New research from Medibank has revealed that many Australians are still struggling to manage stress even as the country emerges from the pandemic.
According to the survey of over 1,000 people, 42 per cent cite no improvement in how they manage stress levels as compared to pre-lockdown.
The survey also investigated the major causes of stress and management techniques. Finance and money came in first, followed by personal health, relationships, the pandemic in general, work, reading the news and scrolling through social media.
Other triggers included people losing their phone (32 per cent). Total responses showed crowded places (23 per cent) and being stuck in traffic (19 per cent) to follow closely as primary triggers.
The survey found that when it came to taking up unhealthy habits to reduce stress, more people were sinking into the couch, with binge-watching taking the lead (57 per cent), followed by stress eating (43 per cent), excessive drinking (22 per cent) and online shopping (15 per cent).
Australian psychologist Noosha Anzab said, “While there’s certainly more optimism that we’re moving into brighter times, there’s a huge number of Aussies who are feeling heightened stress.

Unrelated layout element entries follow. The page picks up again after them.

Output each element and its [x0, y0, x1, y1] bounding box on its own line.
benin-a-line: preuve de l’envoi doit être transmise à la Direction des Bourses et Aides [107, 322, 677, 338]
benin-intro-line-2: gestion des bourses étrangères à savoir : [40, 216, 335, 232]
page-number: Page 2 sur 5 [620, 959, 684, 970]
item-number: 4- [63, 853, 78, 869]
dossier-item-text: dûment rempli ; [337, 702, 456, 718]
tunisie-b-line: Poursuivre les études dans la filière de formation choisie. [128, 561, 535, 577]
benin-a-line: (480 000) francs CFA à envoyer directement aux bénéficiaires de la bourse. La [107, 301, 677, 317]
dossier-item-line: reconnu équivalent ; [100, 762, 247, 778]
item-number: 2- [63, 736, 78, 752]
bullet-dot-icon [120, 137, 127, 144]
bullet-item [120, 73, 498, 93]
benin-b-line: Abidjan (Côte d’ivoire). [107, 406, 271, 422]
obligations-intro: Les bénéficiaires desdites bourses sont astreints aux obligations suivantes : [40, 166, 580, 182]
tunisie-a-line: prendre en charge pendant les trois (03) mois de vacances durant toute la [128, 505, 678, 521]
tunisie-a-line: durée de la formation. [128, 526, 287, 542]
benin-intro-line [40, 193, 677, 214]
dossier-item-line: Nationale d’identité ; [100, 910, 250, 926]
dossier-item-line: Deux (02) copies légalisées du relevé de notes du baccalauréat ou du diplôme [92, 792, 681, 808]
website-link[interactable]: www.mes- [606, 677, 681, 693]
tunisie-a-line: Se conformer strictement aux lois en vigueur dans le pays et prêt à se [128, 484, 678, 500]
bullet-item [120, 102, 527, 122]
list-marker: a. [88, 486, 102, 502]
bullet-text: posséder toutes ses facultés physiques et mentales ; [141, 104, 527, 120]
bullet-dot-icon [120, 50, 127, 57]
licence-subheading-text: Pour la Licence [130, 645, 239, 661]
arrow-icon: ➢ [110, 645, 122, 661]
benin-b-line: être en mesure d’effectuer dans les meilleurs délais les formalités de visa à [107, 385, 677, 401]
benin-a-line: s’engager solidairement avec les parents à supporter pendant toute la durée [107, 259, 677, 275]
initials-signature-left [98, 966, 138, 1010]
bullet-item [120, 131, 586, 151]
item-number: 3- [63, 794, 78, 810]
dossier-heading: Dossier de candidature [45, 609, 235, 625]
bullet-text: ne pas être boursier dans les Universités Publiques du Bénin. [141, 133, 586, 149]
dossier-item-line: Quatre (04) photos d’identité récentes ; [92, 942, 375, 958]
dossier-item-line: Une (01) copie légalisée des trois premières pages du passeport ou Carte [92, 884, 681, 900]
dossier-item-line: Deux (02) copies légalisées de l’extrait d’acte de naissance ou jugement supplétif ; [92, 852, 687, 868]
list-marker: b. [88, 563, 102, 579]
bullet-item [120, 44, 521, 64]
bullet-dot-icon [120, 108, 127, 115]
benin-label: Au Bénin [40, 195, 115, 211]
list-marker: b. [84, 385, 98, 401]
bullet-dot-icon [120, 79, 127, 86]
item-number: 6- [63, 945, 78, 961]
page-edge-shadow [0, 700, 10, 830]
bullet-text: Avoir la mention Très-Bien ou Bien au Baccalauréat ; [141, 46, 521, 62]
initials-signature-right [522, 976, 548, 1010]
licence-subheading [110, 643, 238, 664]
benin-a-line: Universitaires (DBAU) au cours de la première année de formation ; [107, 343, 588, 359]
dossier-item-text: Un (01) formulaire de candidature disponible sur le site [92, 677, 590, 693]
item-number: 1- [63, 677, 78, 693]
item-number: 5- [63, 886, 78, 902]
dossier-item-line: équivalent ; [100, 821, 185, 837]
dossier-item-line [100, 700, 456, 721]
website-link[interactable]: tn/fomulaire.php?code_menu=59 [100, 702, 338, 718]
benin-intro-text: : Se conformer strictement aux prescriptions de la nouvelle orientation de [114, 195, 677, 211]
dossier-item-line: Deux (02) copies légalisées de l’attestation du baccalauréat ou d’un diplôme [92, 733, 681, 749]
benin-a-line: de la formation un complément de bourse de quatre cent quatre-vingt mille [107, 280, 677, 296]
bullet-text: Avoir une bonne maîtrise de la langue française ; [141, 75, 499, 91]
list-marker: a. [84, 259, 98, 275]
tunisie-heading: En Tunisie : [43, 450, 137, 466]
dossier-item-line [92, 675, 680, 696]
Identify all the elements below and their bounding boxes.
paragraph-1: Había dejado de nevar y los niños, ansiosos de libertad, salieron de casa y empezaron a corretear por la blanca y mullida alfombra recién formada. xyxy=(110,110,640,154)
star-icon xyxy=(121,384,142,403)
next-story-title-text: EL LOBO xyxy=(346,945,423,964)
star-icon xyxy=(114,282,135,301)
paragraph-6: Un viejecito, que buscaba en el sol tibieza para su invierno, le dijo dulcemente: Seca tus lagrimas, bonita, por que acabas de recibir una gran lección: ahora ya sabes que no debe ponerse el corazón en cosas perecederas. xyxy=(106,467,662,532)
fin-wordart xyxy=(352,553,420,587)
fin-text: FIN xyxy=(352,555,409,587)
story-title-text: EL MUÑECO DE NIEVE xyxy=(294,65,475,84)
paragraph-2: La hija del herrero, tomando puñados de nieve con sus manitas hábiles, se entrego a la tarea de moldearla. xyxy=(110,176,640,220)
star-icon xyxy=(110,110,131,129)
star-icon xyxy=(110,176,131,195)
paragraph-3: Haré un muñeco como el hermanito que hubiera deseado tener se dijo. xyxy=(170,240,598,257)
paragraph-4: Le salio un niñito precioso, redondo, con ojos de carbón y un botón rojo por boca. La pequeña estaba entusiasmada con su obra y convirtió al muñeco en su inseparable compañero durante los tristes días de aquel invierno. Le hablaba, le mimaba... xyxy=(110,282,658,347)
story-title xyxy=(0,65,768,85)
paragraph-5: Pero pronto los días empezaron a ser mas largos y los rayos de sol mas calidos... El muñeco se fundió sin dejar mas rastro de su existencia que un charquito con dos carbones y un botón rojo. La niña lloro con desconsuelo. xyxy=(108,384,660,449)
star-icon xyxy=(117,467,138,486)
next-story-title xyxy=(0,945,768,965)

“In 2022, we have to remember people are facing their new ‘reality’ post lockdowns, which may include changes in finances, relationships, and work and career.
“Medibank’s research highlights that while many Aussies are still looking to find long-term solutions to de-stress, we’re seeing more people take on a ‘fake it till you make it’ attitude. This includes getting dressed up for the day ahead and channelling a positive mood through character play, which can be hugely beneficial in helping you start the day right – and ultimately another tool to help manage stress.”
Mearly 20 per cent of survey respondents said their stress very frequently manifests into physical symptoms. Of those, anxiety is the leading result (59 per cent), followed by tension headaches (55 per cent), insomnia (43 per cent) and appetite changes (31 per cent).
Medibank chief medical officer Dr Linda Swan said Australians are still navigating how they manage stress best in a post-pandemic world.
“Stress is normal and something everyone experiences in life. However, when left unmanaged it can become overwhelming and have an impact on our health and wellbeing.
“When it comes to decreasing stress, the benefits of physical activity are undeniable. Regular exercise – even for just 20-minutes, three times a week – can be highly beneficial for stress management. The key is to find an exercise that works with your lifestyle and most importantly, is one that you enjoy.”